Shadows of the Workhouse by Jennifer Worth

The Best Books of How this medieval hell of beatings and sack cloth exists within living memory”. She is let off with a warning, but then Jennifer finds stolen jewels from Hatton Garden in the nun’s room. Follow me on Twitter My Tweets. Jennifer Worth rat This is a charming book. I was shocked to learn that hundreds of thousands of Boer women and children were killed at the end of that war as a “solution”. Eventually she did go into hospital, but she was so terrified and distraught – even though the hospital was very nice – that in the end we had to arrange for her to come and spend her last days in our home with nurses coming in several times a day, and only then did she calm down.
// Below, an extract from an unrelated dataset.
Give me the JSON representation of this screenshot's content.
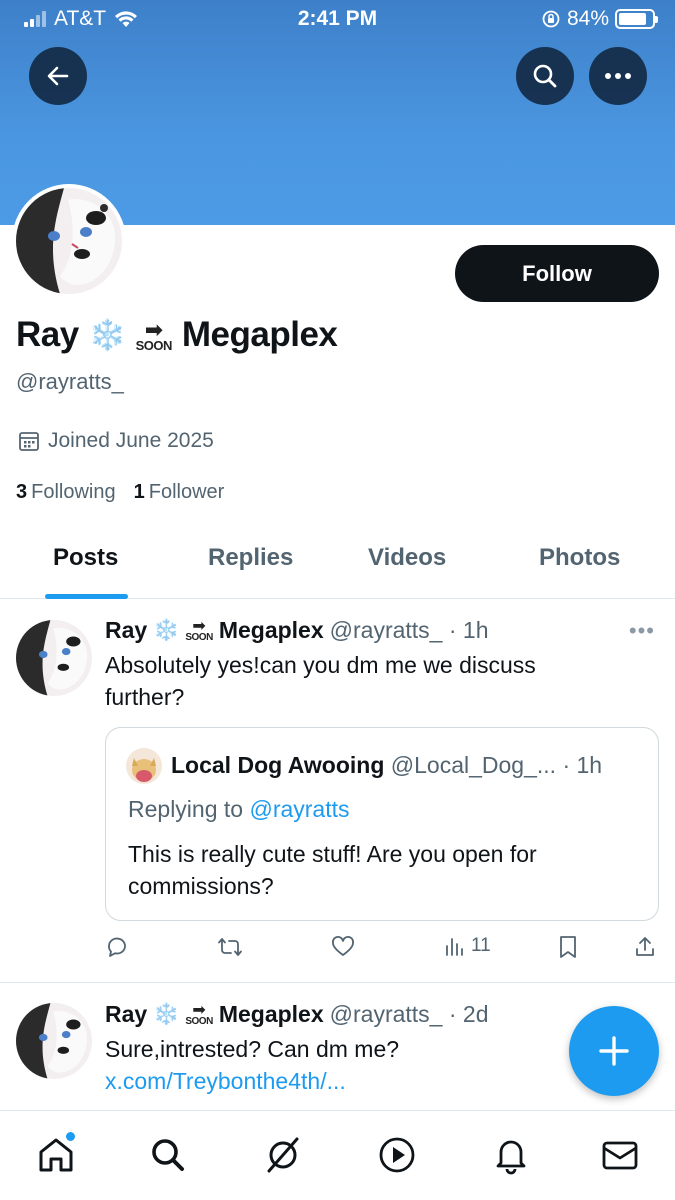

Often short lives, too. The night I finished it, wee into the morning hours, my stifled sobs startled my husband. I doubt meek Jane confided in her about things she thought were humiliating and best forgotten. View all 5 comments. We start with Jane who is neither nun, nor domestic, nor nurse… but a mixture of all. Those children that survived and made it out never recovered from the effects thereafter.

The mere threat of it was enough to have his mother working every second she was granted to keep the rent paid in the squalid tenement they called home. To find out jennifef, including how to control cookies, see here: This discipline was a beating and each time it happened, the beatings became more vicious.